Algunas de las opciones de salvataje informadas para las roturas del TPL y TPB10 son la tenodesis del TPL gravemente dañado al tendón adyacente, o incluso la transferencia al cuboides o calcáneo. Aunque la tenodesis es un procedimiento quirúrgico bastante simple y más fácil que el aloinjerto o la transferencia de tendones, todavía existen dudas sobre sus resultados funcionales. Se estima que al menos el 50% de los pacientes que se sometieron a esta técnica quirúrgica no pueden retomar sus niveles anteriores de actividad, mientras que aproximadamente ⅔ reportan dolor relacionado con esta.29
Un modelo cadavérico demostró que, para las roturas irreparables del TPB, la tenodesis del TPL no logra restaurar la tensión nativa del TPB al nivel de su inserción, lo que genera un pie desbalanceado. Se presume que una reconstrucción de aloinjerto del mismo defecto podría restaurar el balance nativo.11
Para preservar la continuidad de la unidad músculo-tendón, Mook et al.51 describieron el puenteo del defecto con un tendón de aloinjerto (fig. 7). En esta serie de catorce pacientes, once presentaron sólo un tendón irreparable y fueron tratados con un aloinjerto de semitendinoso que se integró en el extremo distal del tendón nativo. Para aquellos casos con inserción distal insuficiente, se suturó con anclajes de 3.5 mm en la base del quinto metatarsiano. Aunque el período de seguimiento fue de apenas diecisiete meses, cada paciente volvió a sus niveles anteriores de actividad y sus puntuaciones funcionales fueron significativamente mejores que al inicio.
La presencia de roturas irreparables en ambos tendones es infrecuente; por lo tanto, se sugiere que la cirugía a realizar sea evaluada caso a caso.21,45,49,50,52,53

Figura 7: Aloinjerto de semitendinoso puenteando el defecto de los tendones peroneos.

Complicaciones
La complicación más común es la infección superficial. La estructura en riesgo y más susceptible de daño es el nervio sural. Otras complicaciones reportadas incluyen cicatrización postquirúrgica con estenosis consecuente, recidiva, luxación, dolor persistente y trombosis venosa profunda.45,54,55

MÉTODO DE TRATAMIENTO PREFERIDO POR LOS AUTORES
Tendinopatía

Luxación/Subluxación

Roturas

Tendoscopia

Rehabilitación
Depende de si se repara, o no, el RPS, si no se hace, la rehabilitación comienza de inmediato, con movilización temprana y apoyo de peso temprano.

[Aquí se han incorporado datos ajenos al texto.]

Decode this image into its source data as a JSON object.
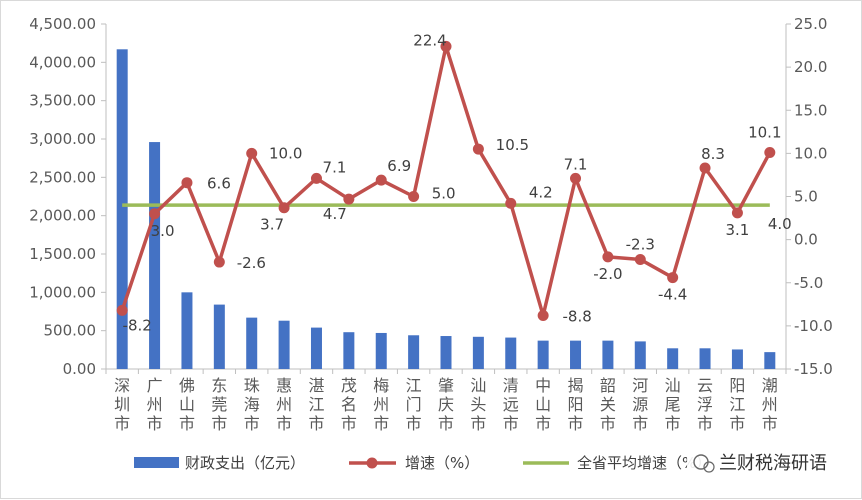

Si se realiza una reparación del RPS, se recomienda descarga durante dos semanas, seguido de cuatro semanas de carga parcial con bota Cam Walker.
En los casos en que se hayan reparado tendones, debe indicarse descarga hasta seis semanas después de la operación.

CONCLUSIONES
Los trastornos de los TP son menos frecuentes que otras patologías tendinosas y comúnmente causan dolor e impotencia funcional. Una historia clínica detallada, un examen físico minucioso y la comprensión de los diferentes tipos de patología de los TP son necesarios para garantizar que se planifique el tratamiento adecuado.
Abordar la patología ósea subyacente y las variaciones anatómicas es fundamental, especialmente la deformidad en cavo/varo, que no se discutió en esta revisión.
Se han descripto muchos tipos de tratamiento quirúrgico, pero en este momento no hay suficiente evidencia para recomendar uno sobre otro.